Although Sonic Forces has the bigger budget and is obviously intended to be the “grander” Sonic game of 2017, Sega’s other Sonic game, Sonic Mania, is generating a large amount of buzz in its own right. Sonic Mania brings Sonic back to his 16-bit 2D roots a la Sonic 1, Sonic 2, Sonic 3, and Sonic & Knuckles. For those of us who have been playing Sonic since the days of the Genesis, “16-bit Sonic,” or “Classic Sonic,” is often thought of as the purest and most definitive way to play a Sonic game. So while we are all excited for Sonic Forces, and it really does look like an exciting game, I believe that Sonic Mania has piqued the Sonic fanboy interest with much more intensity.
Sonic Mania is Sega’s newest attempt at recapturing the excitement that Yuji Naka, Naoto Ohshima, and Hirokazu Yasuhara created in 1991. But this isn’t Sega’s first venture into retro-fitting their current and future game library. Sega released Sonic the Hedgehog 4: Episode 1 and Episode 2 in 2010 and 2012 respectively, both of which played much like a Classic Sonic game but with more current generation graphics. In addition to Sonic 4, Sega also released Sonic Colors and Sonic Generations in 2010 and 2011 respectively, both of which utilized side-scrolling and third-person perspectives to provide gamers with a mixture of classic and modern Sonic gameplay. Results were positive, as I mentioned before. So what makes Sonic Mania different, and how is it going to appeal to the classic-Sonic gamers in a way that the others couldn’t?

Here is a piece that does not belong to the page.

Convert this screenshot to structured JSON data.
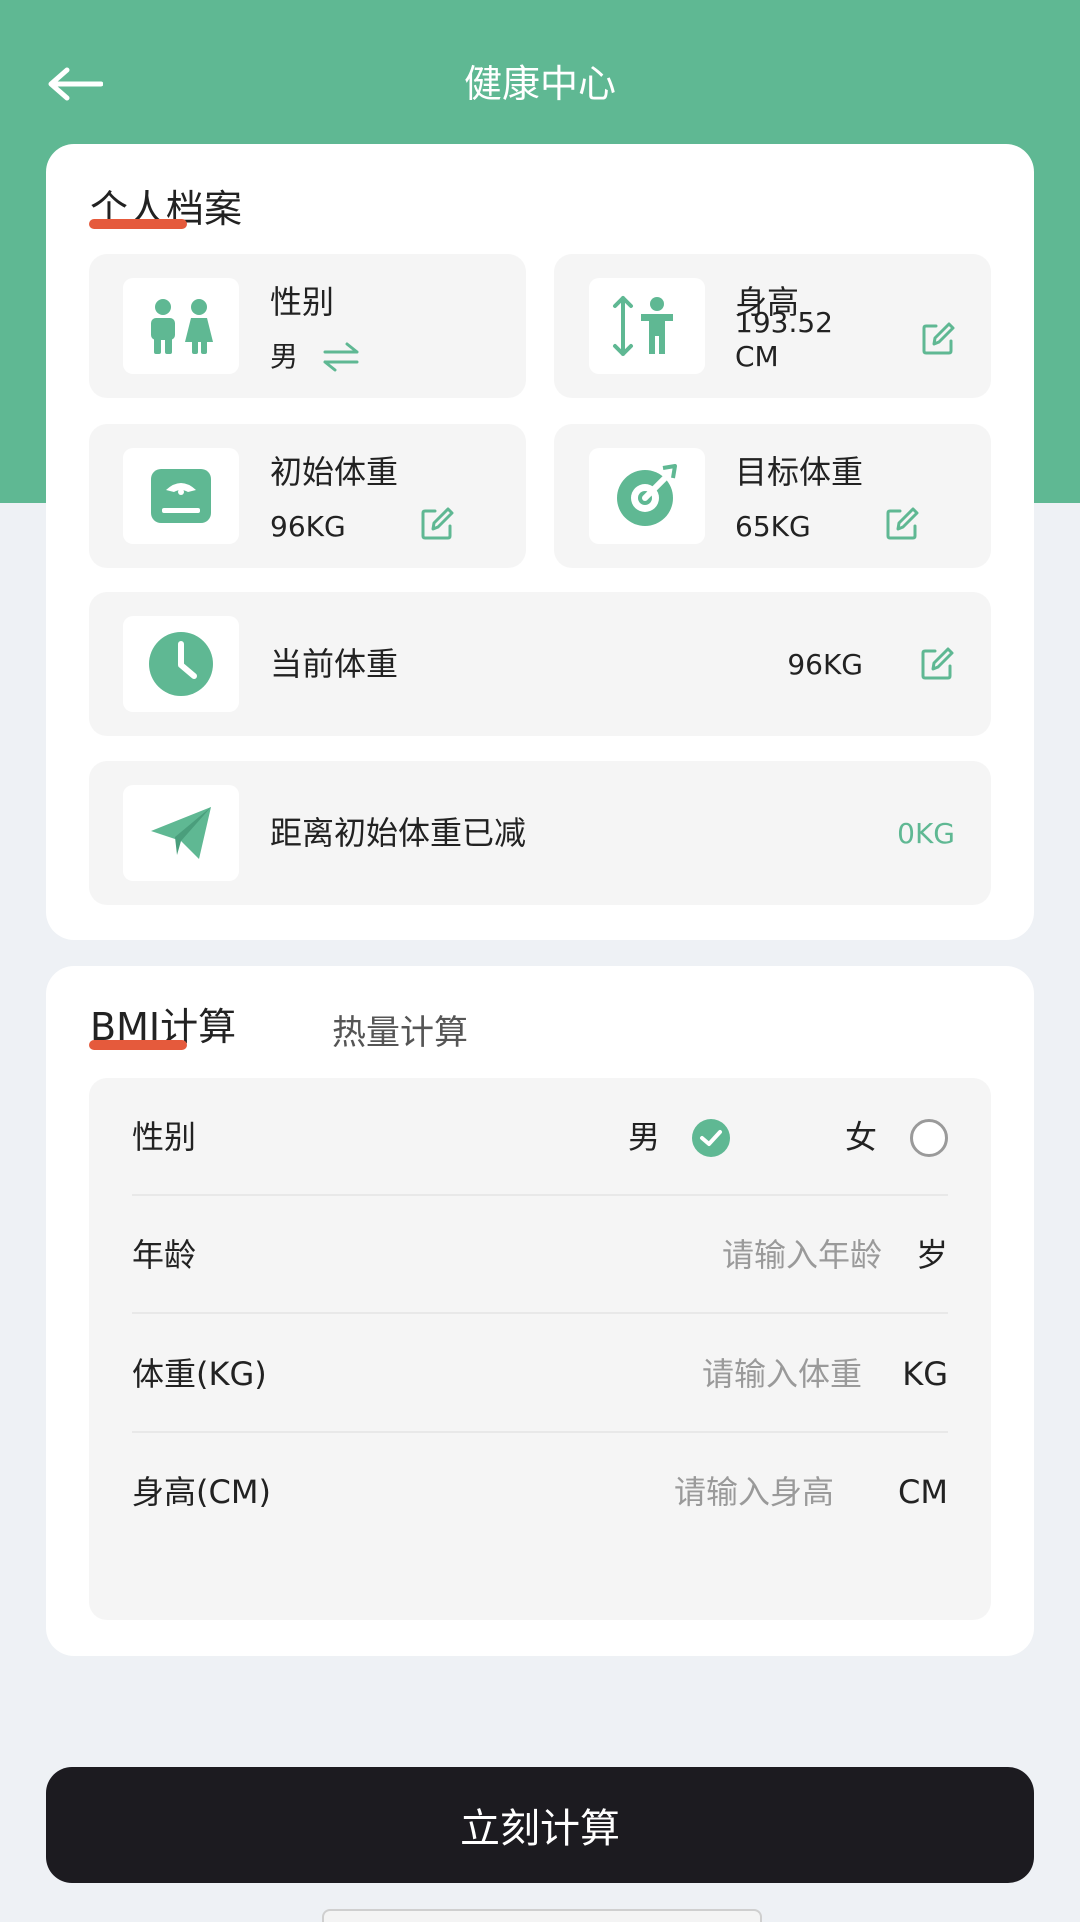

Sonic Mania is not just another half-assed attempt, which is what I think about all of Sega’s attempts at Sonic games over the past 20 years (with the exception of Sonic the Hedgehog Pocket Adventure and Sonic Adventure). This time around, Sonic, his enemies, the stages, the platforms, the loop-de-loops, the bumpers, the designs, the music, and nearly anything else you can think of is being crafted in classic 16-bit fashion. It appears that every detail was given special consideration in respects to its ancestors on the Sega Genesis.

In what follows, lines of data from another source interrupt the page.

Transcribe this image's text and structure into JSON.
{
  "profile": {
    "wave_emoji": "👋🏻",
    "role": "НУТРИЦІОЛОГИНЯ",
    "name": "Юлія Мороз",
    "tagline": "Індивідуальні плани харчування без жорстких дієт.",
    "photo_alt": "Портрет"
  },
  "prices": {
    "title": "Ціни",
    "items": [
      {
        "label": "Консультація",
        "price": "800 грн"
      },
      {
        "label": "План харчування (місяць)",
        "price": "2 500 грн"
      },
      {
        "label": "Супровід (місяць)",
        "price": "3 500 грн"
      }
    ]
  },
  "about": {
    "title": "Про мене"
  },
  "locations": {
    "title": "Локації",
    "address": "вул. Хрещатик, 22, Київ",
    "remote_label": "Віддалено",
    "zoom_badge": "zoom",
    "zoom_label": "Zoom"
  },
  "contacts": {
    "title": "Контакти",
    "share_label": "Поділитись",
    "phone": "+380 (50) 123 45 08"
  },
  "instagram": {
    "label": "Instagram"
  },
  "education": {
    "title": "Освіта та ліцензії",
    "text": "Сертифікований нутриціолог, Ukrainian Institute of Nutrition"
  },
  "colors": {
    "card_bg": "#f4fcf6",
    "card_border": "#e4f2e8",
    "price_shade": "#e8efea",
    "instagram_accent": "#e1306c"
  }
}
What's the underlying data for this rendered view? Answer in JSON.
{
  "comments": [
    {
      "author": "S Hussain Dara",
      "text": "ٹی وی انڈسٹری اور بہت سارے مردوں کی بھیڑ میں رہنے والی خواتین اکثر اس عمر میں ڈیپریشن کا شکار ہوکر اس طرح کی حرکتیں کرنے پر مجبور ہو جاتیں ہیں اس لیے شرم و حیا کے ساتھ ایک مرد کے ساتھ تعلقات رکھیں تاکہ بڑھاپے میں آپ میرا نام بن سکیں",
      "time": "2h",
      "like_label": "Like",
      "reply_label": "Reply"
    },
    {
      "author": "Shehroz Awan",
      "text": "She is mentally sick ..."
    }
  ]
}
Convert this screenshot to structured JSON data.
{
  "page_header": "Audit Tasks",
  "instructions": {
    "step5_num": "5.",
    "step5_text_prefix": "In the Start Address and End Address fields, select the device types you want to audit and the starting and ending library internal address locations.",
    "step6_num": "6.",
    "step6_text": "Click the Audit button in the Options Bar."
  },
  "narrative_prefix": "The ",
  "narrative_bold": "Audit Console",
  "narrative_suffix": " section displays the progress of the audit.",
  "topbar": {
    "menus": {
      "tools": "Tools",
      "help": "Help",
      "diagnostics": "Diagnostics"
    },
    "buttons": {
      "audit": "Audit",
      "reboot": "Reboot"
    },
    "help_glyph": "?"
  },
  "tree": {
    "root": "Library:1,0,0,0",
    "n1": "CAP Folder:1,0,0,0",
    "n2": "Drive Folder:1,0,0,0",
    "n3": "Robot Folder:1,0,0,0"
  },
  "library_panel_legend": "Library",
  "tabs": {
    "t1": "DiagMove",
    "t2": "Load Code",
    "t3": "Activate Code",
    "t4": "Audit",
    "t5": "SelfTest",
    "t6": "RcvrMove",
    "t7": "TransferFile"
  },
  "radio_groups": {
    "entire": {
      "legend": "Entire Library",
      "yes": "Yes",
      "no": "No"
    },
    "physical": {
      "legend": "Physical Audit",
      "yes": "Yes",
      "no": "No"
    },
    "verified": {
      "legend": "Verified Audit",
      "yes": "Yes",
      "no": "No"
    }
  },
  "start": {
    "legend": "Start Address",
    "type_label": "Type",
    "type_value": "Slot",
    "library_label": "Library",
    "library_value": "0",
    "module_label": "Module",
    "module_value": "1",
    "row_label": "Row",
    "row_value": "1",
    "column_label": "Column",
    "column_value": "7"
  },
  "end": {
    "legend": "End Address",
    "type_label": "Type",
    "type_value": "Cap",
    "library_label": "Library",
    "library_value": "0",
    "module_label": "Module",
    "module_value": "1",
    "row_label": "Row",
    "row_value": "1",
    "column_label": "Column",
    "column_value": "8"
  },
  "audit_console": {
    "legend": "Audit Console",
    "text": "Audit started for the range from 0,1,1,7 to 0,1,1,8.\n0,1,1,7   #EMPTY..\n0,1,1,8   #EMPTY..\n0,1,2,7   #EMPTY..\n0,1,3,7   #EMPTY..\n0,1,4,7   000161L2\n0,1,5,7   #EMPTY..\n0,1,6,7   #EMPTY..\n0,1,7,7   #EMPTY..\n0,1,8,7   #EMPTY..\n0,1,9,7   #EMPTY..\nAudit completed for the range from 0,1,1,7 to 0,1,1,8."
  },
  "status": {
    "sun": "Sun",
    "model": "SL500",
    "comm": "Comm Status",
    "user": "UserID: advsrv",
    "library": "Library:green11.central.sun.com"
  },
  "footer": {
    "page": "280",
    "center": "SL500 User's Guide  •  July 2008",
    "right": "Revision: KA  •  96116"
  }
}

As long as the purchase price isn’t too steep, I truly believe Sonic Mania will be a commercial and critical success. I don’t see people wanting to spend more than $30 on a game designed to stir up your nostalgia. But if the price point is closer to $20, I believe people will instinctively flock to this game like the Salmon of Capistrano. Unfortunately for everyone, Sonic Mania‘s release is being pushed to Summer 2017 to further develop and tighten up the game. While fans will have to wait a little longer, releasing a game a little later is almost always better than releasing it before it is fully ready (looking at you Sega Saturn).
No matter which style of Sonic you are into, modern Sonic or classic 16-bit Sonic, 2017 is shaping up to be a fantastic year for all Sonic fans. And as far as which direction Sonic goes after both games release this year, we just want to see Sonic succeed! Because he has been down for far too long, and the Sonic Boom series was a serious mishandling of Sonic’s already tarnished brand.